CambridgeMolecularEngineering / chemdataextractor2

ChemDataExtractor Version 2.0
Other
124 stars 29 forks source link

Composite units #5

Open rich970 opened 2 years ago

rich970 commented 2 years ago

Hi.

I've been running into an issue where the Chemwordtokenizer() class splits composite units around the '/' e.g. speed unit: 'm/s' becomes 'm' + '/' + 's'.

I'm not sure if this was intentional but it can cause problems when trying to recognise composite units in text.

It's not clear from the documentation whether a different tokenizer should be used in these circumstances or I should be defining the units differently within the model.

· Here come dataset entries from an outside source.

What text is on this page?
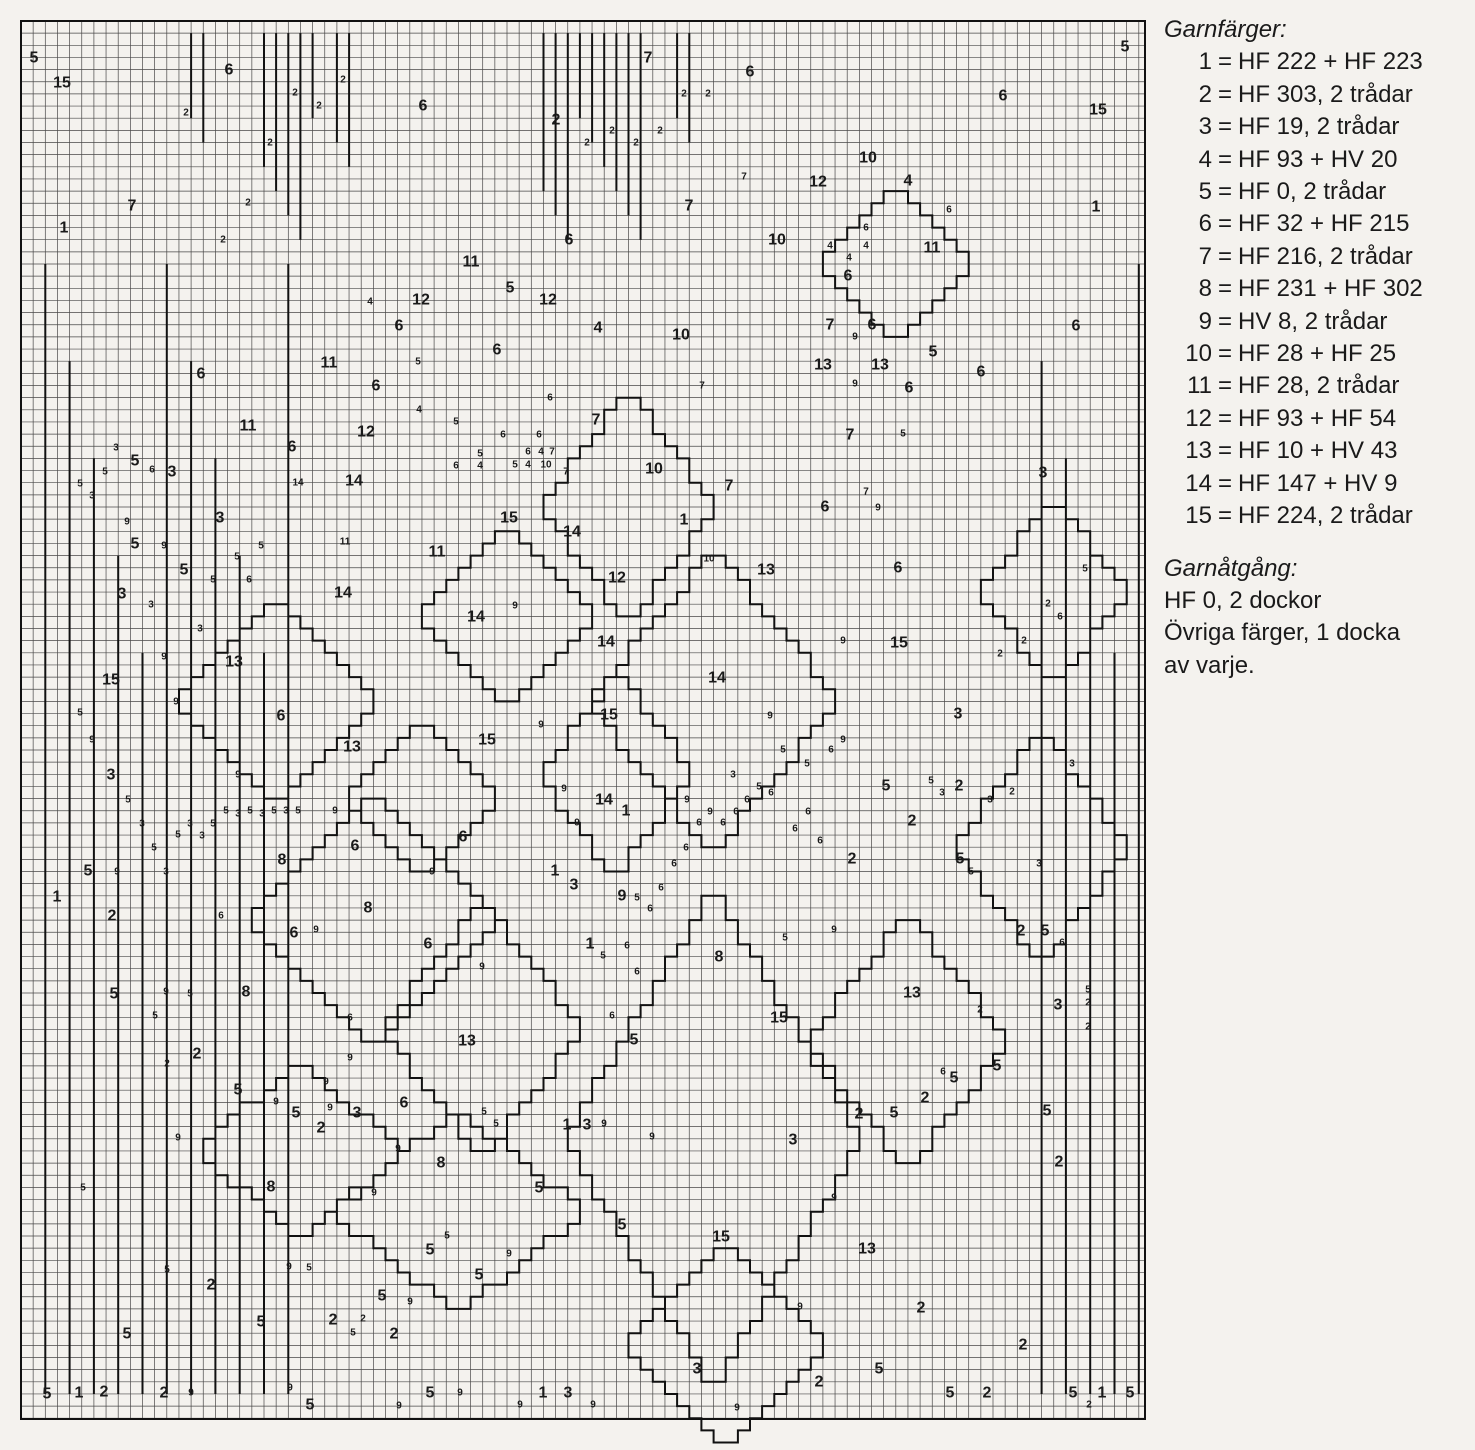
5
15
6
6
7
6
6
5
15
2
10
12	4
7	7
1
1
10	11
6
11
5
12
12
6
4	10
6	7 6	6
6
11	13 13
5
6
6	6
6
11	12
6
7
7
5
3
14
10
7
3
15
3	1
6
14
5	11
13
5	12
6
3	14
14
14	15
13
15	14
6	15	3
15
13
3
5	2
14
1
2
6
6
8	2	5
5	1
3
1	9
8
2
6	2 5
6	1
8
5	8	13
3
15
13	5
2
5
5
5
6	2
5	3	2 5	5
2	1 3
3
8	2
8	5
5
15
13
5
5
2
5
2
5	2
5	2
2
3	5
2
5 1 2	2	5	1 3	5 2	5 1 5
5
2
2
2
2 2
2
2	2
2	2	2
7
2
6
2
6
4	4
4
4
9
5
9
7
6
4
5
5
6	6
3
5	6 4 7
5	6	6 4	5 4 10
7
5	14
7
3
9
9
9	5	11
5	10
5
5	6
3	9	2
6
3
9	2
9	2
9
5	9
9
9	9
5	6
5	3
9	3
5
3
5
6
9	2
5	9	6	3
5 3 5 3 5 3 5	9	9 6	6
3	3 5	9	6 6
6
5
6
3
5	6
6	3
3
9	9	5
6
5
6
6
9	9
5	6
5
6
9	6
5
9 5
2
2
5	6
2
6
9
2
9
6
9
9	5
5	9
9	9
9
5	9	9
5
9
9 5
5
9	9
5
2
9	9	9
9	9
9	9	2
Garnfärger:
1 = HF 222 + HF 223
2 = HF 303, 2 trådar
3 = HF 19, 2 trådar
4 = HF 93 + HV 20
5 = HF 0, 2 trådar
6 = HF 32 + HF 215
7 = HF 216, 2 trådar
8 = HF 231 + HF 302
9 = HV 8, 2 trådar
10 = HF 28 + HF 25
11 = HF 28, 2 trådar
12 = HF 93 + HF 54
13 = HF 10 + HV 43
14 = HF 147 + HV 9
15 = HF 224, 2 trådar
Garnåtgång:
HF 0, 2 dockor
Övriga färger, 1 docka
av varje.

My workaround has been to comment out the exception for forward slashes (lines 713 - 716) in the tokenize module.

All the best, Rich

ti250 commented 2 years ago

Hi Rich,

With composite units like speed where the units are a combination of multiple components and are expressed as equations of those components, such as m/s or ms-1, the parse expressions are automatically constructed and the creation of a units_dict is unnecessary. The units_dict is only required if you have some different “composite” unit, as is the case with energy where we don’t write things as kgm2s-2, but rather as Joules. In the case of speed, we only need to add to the units_dict if we had some new unit e.g. we wanted to write speeds in terms of c. The benefit of doing things this way is that you don’t need to think about all the different ways in which people can write units (e.g. m/s, ms-1, km/h) as the system can handle all combinations.

The practical result of this is that in the case of speed, ChemDataExtractor will extract speeds correctly with just the following definition:

class Speed(Dimension):
    constituent_dimensions = Length() / Time()

class SpeedModel(QuantityModel):
    dimensions = Speed()

I'll update the documentation to make this clearer.

rich970 commented 2 years ago

Thanks - that makes total sense!